Hence, the company offers CreaBev. “This innovation provides superior solubility and stability in water compared to traditional creatine monohydrate. In a long-term stability study over a 12-month period, 70% of the creatine monohydrate in CreaBev remained stable versus the standard creatine monohydrate material that degraded completely,” Kennedy maintains. “It can be used in neutral pH or acidic RTD beverages, as well as in RTM beverages, where its improved dispersion is a key benefit for the consumer.”

Powering up

There’s no question that as consumers continue to focus on their health and exercise, dairy-based sports nutrition beverages will remain incredibly important. Healthy Food Ingredients’ Tesch expects to see a “continued focus on functionality and innovation for better-for-you, on-the-go nutrition options.”

“The popularity of protein and energy ingredients along with plant based, clean label, and functional ingredients will continue to impact sports nutrition products,” adds Global Organics’ Arora.

Look for innovation on the protein front, adds Barhoover. “For years, whey protein was the foundation for many of these beverages. More recently, we’ve seen products made with plant proteins have success in the market, too. Up next, watch for dairy proteins made through precision fermentation. This technology offers new possibilities, including lactose-free dairy proteins and the potential for more soluble proteins that enable even higher protein fortification levels.”

Dairy-based sports nutrition beverages should also meet additional consumer needs as time goes on. “Products that are more individualized have potential for growth, supporting more niche needs,” predicts IFPC’s Adams. “Gut health, emotional well-being, brain function/health all have potential to gain market share within the sports nutrition industry.”

Alternative styles of energy supplement besides caffeine will become more popular, adds Nelson-Jameson’s Hettlinger with “continued fortification of sports nutrition with ingredients for focus and mental acuity.”

Icon Foods’ King reveals there has been a broader shift toward proactive health management that will continue to influence sports nutrition. “Consumers are deciphering ingredient labels and pushing back. They want nutrient dense food and beverages to support their lifestyles. That means more protein and more fiber, and less sugar and carbs,” he says.
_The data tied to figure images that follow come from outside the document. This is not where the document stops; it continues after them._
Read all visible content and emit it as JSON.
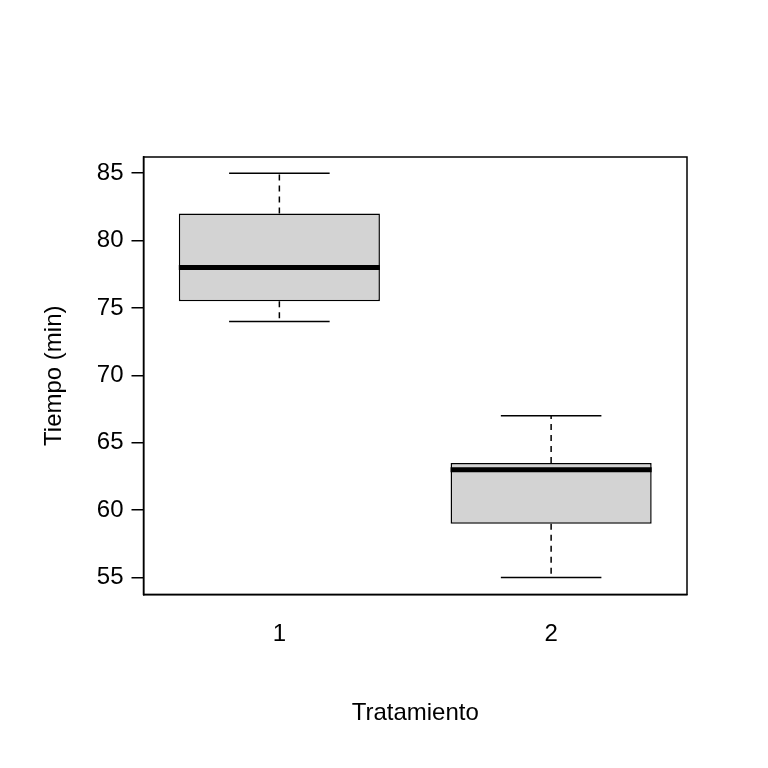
{
  "chart_data": {
    "type": "boxplot",
    "x_label": "Tratamiento",
    "y_label": "Tiempo (min)",
    "categories": [
      "1",
      "2"
    ],
    "boxes": [
      {
        "min": 74,
        "q1": 75.5,
        "median": 78,
        "q3": 82,
        "max": 85
      },
      {
        "min": 55,
        "q1": 59,
        "median": 63,
        "q3": 63.5,
        "max": 67
      }
    ],
    "color": "#d3d3d3",
    "ylim": [
      53.75,
      86.2
    ],
    "yticks": [
      55,
      60,
      65,
      70,
      75,
      80,
      85
    ],
    "grid": false
  }
}
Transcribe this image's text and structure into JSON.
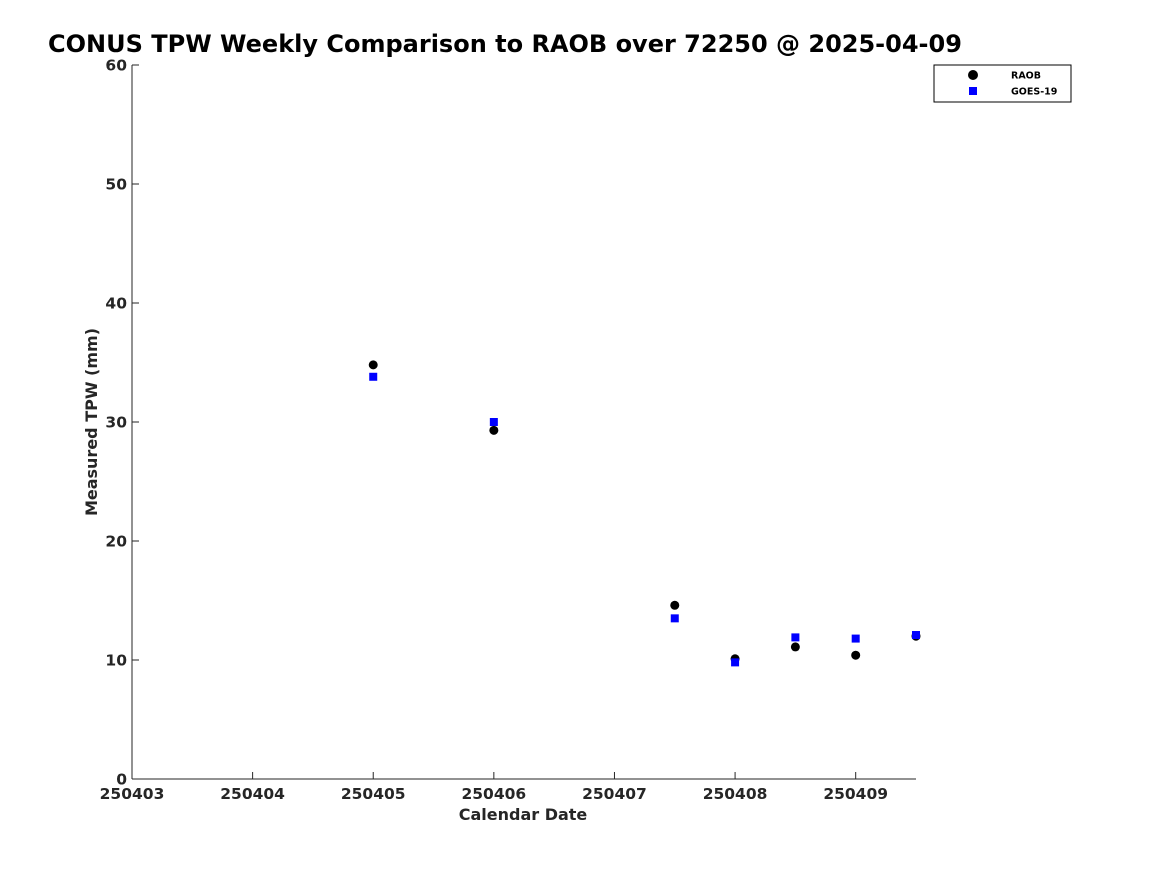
{
  "chart_data": {
    "type": "scatter",
    "title": "CONUS TPW Weekly Comparison to RAOB over 72250 @ 2025-04-09",
    "xlabel": "Calendar Date",
    "ylabel": "Measured TPW (mm)",
    "xlim": [
      250403,
      250409.5
    ],
    "ylim": [
      0,
      60
    ],
    "xticks": [
      250403,
      250404,
      250405,
      250406,
      250407,
      250408,
      250409
    ],
    "xtick_labels": [
      "250403",
      "250404",
      "250405",
      "250406",
      "250407",
      "250408",
      "250409"
    ],
    "yticks": [
      0,
      10,
      20,
      30,
      40,
      50,
      60
    ],
    "ytick_labels": [
      "0",
      "10",
      "20",
      "30",
      "40",
      "50",
      "60"
    ],
    "grid": false,
    "legend_position": "top-right",
    "series": [
      {
        "name": "RAOB",
        "marker": "circle",
        "color": "#000000",
        "x": [
          250405,
          250406,
          250407.5,
          250408,
          250408.5,
          250409,
          250409.5
        ],
        "y": [
          34.8,
          29.3,
          14.6,
          10.1,
          11.1,
          10.4,
          12.0
        ]
      },
      {
        "name": "GOES-19",
        "marker": "square",
        "color": "#0000ff",
        "x": [
          250405,
          250406,
          250407.5,
          250408,
          250408.5,
          250409,
          250409.5
        ],
        "y": [
          33.8,
          30.0,
          13.5,
          9.8,
          11.9,
          11.8,
          12.1
        ]
      }
    ]
  }
}
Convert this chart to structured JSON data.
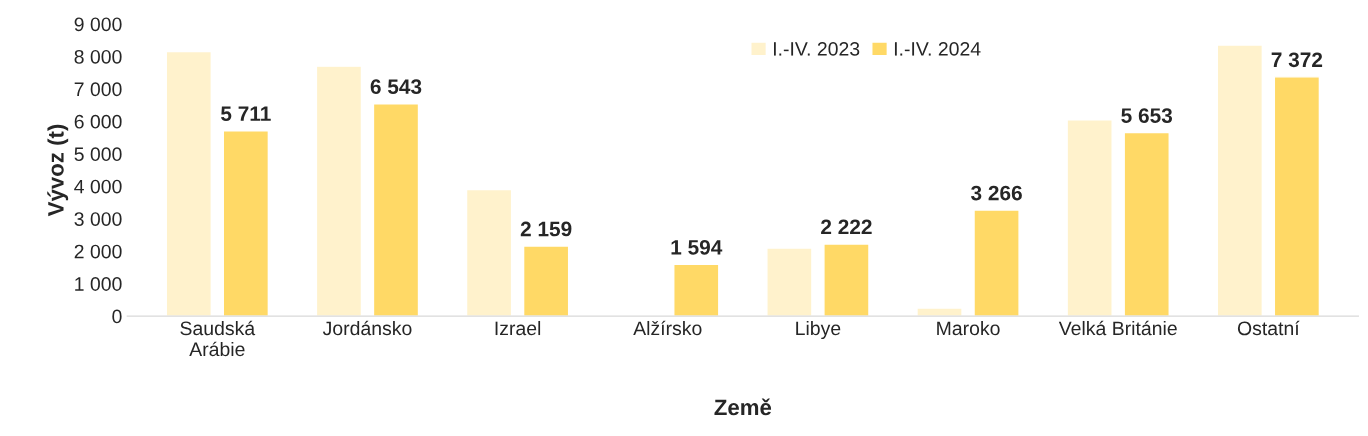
{
  "chart_data": {
    "type": "bar",
    "xlabel": "Země",
    "ylabel": "Vývoz (t)",
    "categories": [
      "Saudská\nArábie",
      "Jordánsko",
      "Izrael",
      "Alžírsko",
      "Libye",
      "Maroko",
      "Velká Británie",
      "Ostatní"
    ],
    "series": [
      {
        "name": "I.-IV. 2023",
        "color": "#fff2cc",
        "values": [
          8150,
          7700,
          3900,
          null,
          2100,
          250,
          6050,
          8350
        ]
      },
      {
        "name": "I.-IV. 2024",
        "color": "#ffd966",
        "values": [
          5711,
          6543,
          2159,
          1594,
          2222,
          3266,
          5653,
          7372
        ],
        "value_labels": [
          "5 711",
          "6 543",
          "2 159",
          "1 594",
          "2 222",
          "3 266",
          "5 653",
          "7 372"
        ]
      }
    ],
    "ylim": [
      0,
      9000
    ],
    "yticks": [
      {
        "value": 0,
        "label": "0"
      },
      {
        "value": 1000,
        "label": "1 000"
      },
      {
        "value": 2000,
        "label": "2 000"
      },
      {
        "value": 3000,
        "label": "3 000"
      },
      {
        "value": 4000,
        "label": "4 000"
      },
      {
        "value": 5000,
        "label": "5 000"
      },
      {
        "value": 6000,
        "label": "6 000"
      },
      {
        "value": 7000,
        "label": "7 000"
      },
      {
        "value": 8000,
        "label": "8 000"
      },
      {
        "value": 9000,
        "label": "9 000"
      }
    ],
    "grid": false,
    "legend": "top"
  }
}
Personalized Performance could drive the market moving forward, prognosticates Glanbia Nutritionals’ Kennedy. “The approach to major areas of sports nutrition like energy and hydration are bifurcating based on niche needs. Athletes and active consumers are optimizing their energy, which for some means a boost to achieve peak performance, but for others may mean sustained energy throughout their day. Hydration is also a multi-dimensional benefit that consumers are approaching both reactively and proactively,” Kennedy says.

In the longer term, “measurement and analysis of personal activity by wearable devices and recommendation of nutrition is already widespread among elite athletes,” Kennedy continues. “It’s only a matter of time before that technology is available to the everyday athlete and active consumer.”

Looking at broader consumer trends can also predict where the sports nutrition market may go in the future. “The global rollout of new weight-loss drugs will not only change how people eat but also how they hydrate, prompting demand for isotonic drinks. Weight-loss medication can cause changes in electrolyte balance, a possibility users need to know,” FlavorSum’s a’Becket states.

Sports drink brands can take an authoritative position, he continues. “Medical experts are already recommending isotonic drinks for people taking weight-loss drugs, and alkaline waters could appeal to them to manage acid reflux,” a’Becket concludes.